One realizes the need for free creative expression. I also realize it is good to publicize our tourist spots and pilgrimage places. However, it is all becoming too much. Our hill stations are choked, beach paradise Goa now has massive traffic jams and pilgrimage spots are becoming Instagram vantage points. Quaint cafes and restaurants who have some Instagram worthiness have become prey for content vultures. It almost feels like everyone is either working to make content for Instagram or flex their life on the social media app.
We must do something about this. The most urgent places that need attention are our pilgrimage spots, ecologically fragile hill towns and tourist spots with limited infrastructure. Marketing is good, but overmarketing without the corresponding infrastructure increase can actually destroy a place and the experience of going there. With all respect to the feelings of the couples who want to propose outside famous temples, let us please limit the use of cell phone videography and videos near the vicinity of holy places. We should also have quotas and permits of number of visitors and vehicles allowed at any one point in our hill stations and beach locations with limited road capacity. For people watching insta influencers and rushing to that café or restaurant with the cool bottle or cute cushions (guilty as charged, I have done this), stop! Or at least go after a while of that reel being posted. Even better, walk around an area and discover places yourself. There something wonderful about stumbling at a nice café, rather than have your entire life dictated by Instagram influencers and Google reviews.
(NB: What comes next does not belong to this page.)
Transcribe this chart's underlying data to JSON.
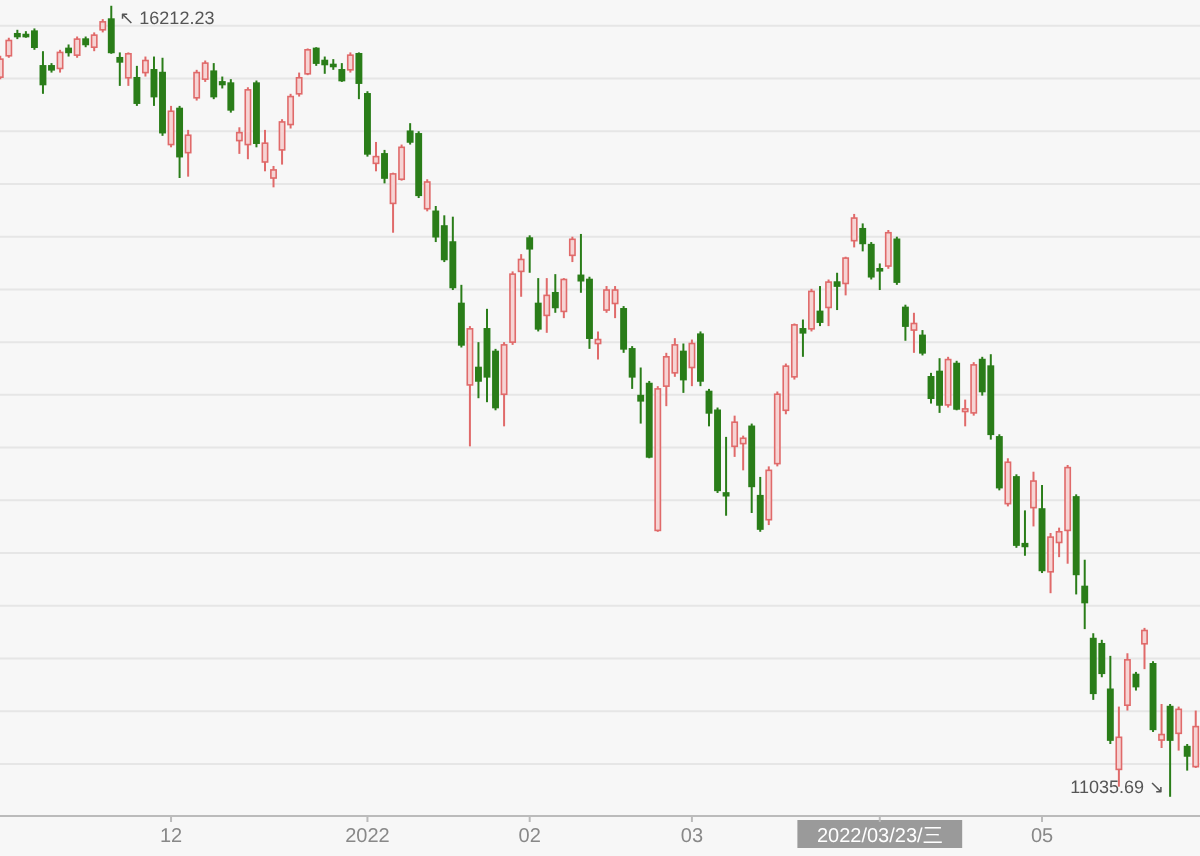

Influencers today hold massive clout in the sale of almost any product and service. Within limit, this can be a wonderful thing for small businesses and local economies of travel spots. However, we are at a point where these limits are being routinely crossed. If we don’t do something about the impact it has on our fragile pilgrimage spots and tourist towns, we might end up at the least destroying the experience of visiting these places, or worst case, destroy the place itself. Content is a good thing, but let it not run over and ruin real life.